Medicaid covers 41% of all births and nearly half of children with special healthcare needs. The cuts proposed in the newest version of the bill that Republican Senators just passed will push mothers out of postpartum care, shut down rural hospitals, and leave families uninsured. That pain will hardly go unnoticed by people in blue and red states alike, and leaders who support these cuts put the lives of their constituents, as well as their own political futures, at risk. Mothering Justice is committed to fighting against anyone who might support this horrendous bill—regardless of party.
If passed into law, this bill would cut over $1 trillion from Medicaid—the largest cut to Medicaid in history. That is $1 trillion that has been going to healthcare for America’ most vulnerable families sacrificed for the sake of tax cuts for billionaires. In Michigan alone, the Citizen’s Research Council of Michigan estimates that over 200,000 people will lose direct insurance coverage, and the nonpartisan Congressional Budget Office estimates nearly 12 million Americans will lose their coverage over the next decade. Even those with private insurance could lose access to services when hospitals and providers struggle to stay open following cuts to Medicaid. The results are not just devastating, they’re catastrophic.
Health insurance isn’t the only program on the Republicans’ chopping block. SNAP keeps 4.5 million young children fed, and the proposed cuts will deepen food insecurity, especially in Black and Latino households already facing hunger at 2-3 times the national rate. In Michigan alone, SNAP cuts would create a $467 million hole in our economy. If this bill goes through, Trump will still accept luxury planes and lawmakers will still fly in private jets paid for with foreign money, but children will lose access to pediatric care and families will lose their only grocery options, deepening poverty in this country instead of fighting it.
Also buried in the “big, beautiful bill” are work requirements and red tape that deny qualified applicants access to essential programs. Historically, when work requirements for Medicaid recipients have been implemented at the state level, many working recipients lose their insurance due to the administrative hurdles of proving their employment. Republicans’ proposals would bury families in paperwork and procedural hurdles that disproportionately harm single moms, people with disabilities, and those without internet or stable housing. They are not efficiency measures—they are systemic tools of exclusion.

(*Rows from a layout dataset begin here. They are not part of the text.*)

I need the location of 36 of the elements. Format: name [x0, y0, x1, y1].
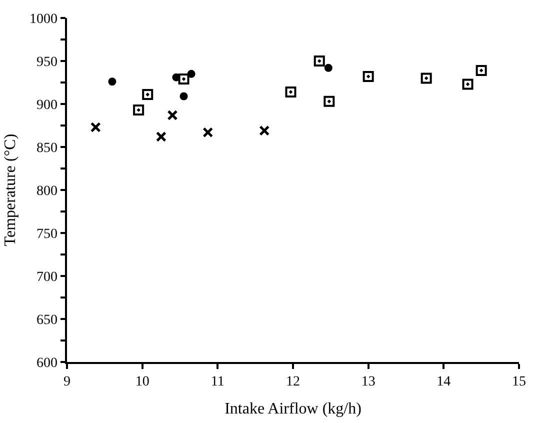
- point: [180, 92, 188, 100]
- x-axis-title: Intake Airflow (kg/h): [224, 400, 362, 418]
- x-tick-label: 13: [361, 374, 376, 390]
- y-tick-label: 800: [36, 184, 58, 199]
- y-axis-title: Temperature (°C): [2, 134, 19, 246]
- y-tick-label: 850: [36, 140, 58, 156]
- y-tick-label: 1000: [29, 12, 58, 27]
- x-tick-label: 12: [286, 374, 300, 390]
- point: [133, 104, 144, 116]
- point: [314, 56, 325, 66]
- y-tick-label: 600: [36, 356, 58, 371]
- y-tick-label: 650: [36, 312, 58, 328]
- point: [156, 131, 166, 142]
- point: [259, 125, 270, 136]
- y-tick-label: 750: [36, 226, 58, 242]
- point: [108, 78, 116, 86]
- point: [178, 74, 190, 85]
- point: [362, 70, 374, 82]
- point: [167, 110, 178, 120]
- point: [476, 64, 487, 76]
- x-tick-label: 9: [64, 374, 70, 390]
- point: [142, 89, 154, 100]
- x-tick-label: 10: [135, 374, 150, 390]
- point: [285, 86, 296, 98]
- point: [420, 72, 432, 84]
- point: [324, 64, 332, 72]
- point: [90, 122, 101, 132]
- y-tick-label: 700: [36, 270, 58, 285]
- point: [462, 78, 474, 90]
- x-tick-label: 15: [512, 374, 526, 390]
- y-tick-label: 950: [36, 54, 58, 70]
- point: [202, 127, 214, 138]
- x-tick-label: 14: [436, 374, 451, 390]
- y-tick-label: 900: [36, 98, 58, 113]
- point: [324, 96, 335, 107]
- x-tick-label: 11: [210, 374, 224, 390]
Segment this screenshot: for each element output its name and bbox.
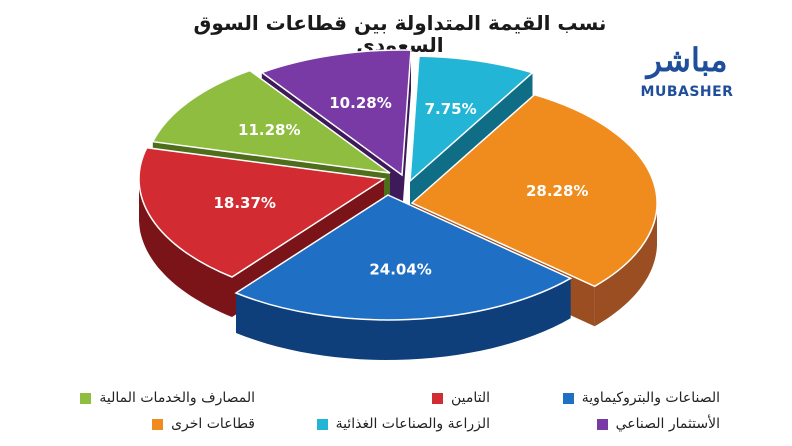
legend-swatch [596, 418, 608, 430]
pie-slice [260, 49, 412, 177]
legend-swatch [80, 392, 92, 404]
legend-label: الصناعات والبتروكيماوية [581, 390, 720, 406]
pie-slice-label: 10.28% [329, 94, 391, 112]
legend-item: التامين [431, 388, 490, 408]
pie-slice [234, 194, 573, 321]
legend-item: قطاعات اخرى [152, 414, 255, 434]
legend-swatch [431, 392, 443, 404]
pie-slice-label: 18.37% [213, 194, 275, 212]
pie-slice-label: 7.75% [425, 100, 477, 118]
pie-slice [138, 146, 387, 278]
mubasher-logo: مباشر MUBASHER [632, 40, 742, 110]
chart-title: نسب القيمة المتداولة بين قطاعات السوق ال… [193, 11, 607, 57]
pie-slice [151, 69, 391, 174]
legend-label: قطاعات اخرى [171, 416, 255, 432]
pie-slice-label: 24.04% [369, 261, 431, 279]
pie-slice-label: 11.28% [238, 121, 300, 139]
chart-legend: الصناعات والبتروكيماوية التامين المصارف وا… [60, 388, 720, 444]
pie-slice-side [594, 205, 657, 327]
legend-swatch [152, 418, 164, 430]
legend-item: الأستثمار الصناعي [596, 414, 720, 434]
pie-slice [410, 93, 658, 288]
legend-label: التامين [450, 390, 490, 406]
legend-item: الزراعة والصناعات الغذائية [316, 414, 490, 434]
legend-label: الزراعة والصناعات الغذائية [335, 416, 490, 432]
pie-slice-label: 28.28% [526, 182, 588, 200]
legend-label: المصارف والخدمات المالية [99, 390, 255, 406]
logo-english-text: MUBASHER [640, 84, 734, 100]
logo-arabic-text: مباشر [646, 41, 728, 79]
pie-slice [409, 55, 535, 183]
legend-swatch [562, 392, 574, 404]
pie-slice-side [236, 278, 571, 360]
pie-slice-side [139, 181, 232, 317]
legend-item: المصارف والخدمات المالية [80, 388, 255, 408]
legend-label: الأستثمار الصناعي [615, 416, 720, 432]
legend-swatch [316, 418, 328, 430]
legend-item: الصناعات والبتروكيماوية [562, 388, 720, 408]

And cuts to SNAP and Medicaid don’t just hurt the people who rely on the program to feed their families. Small businesses, grocers, and local economies rely on SNAP dollars to thrive and support the community. The proposed changes will likely raise costs for states and taxpayers around the country, all for the sake of lining billionaire’s pockets. Under the guise of reducing federal spending, the bill’s proposal burdens states with millions of additional, unnecessary administrative costs, forcing state governments to allocate funds to consulting fees and enforcement of work requirements rather than healthcare.
While Republicans prioritize tax breaks for billionaires, they’re simultaneously stripping away basic healthcare and support systems from those who need them most. Trump’s “Big Beautiful Bill” should actually be called the “Big Betrayal Bill”—because if it’s passed into law the wealth gap in this country will widen to astronomical levels. Mothers of color and working families across the country did not elect their representatives to protect the ultra-wealthy. The GOP has made one thing clear: If they are left in charge, working class families will always come last.
Now, as the bill goes back to the House, Mothering Justice is committed to fighting against anyone who might support this horrendous bill—regardless of party. Now is the time to call your member of Congress and let them know you will not stand for the federal government stealing money from working class families. Tell those we elected to power that they must use every tool at their disposal to stop this bill from being passed into law.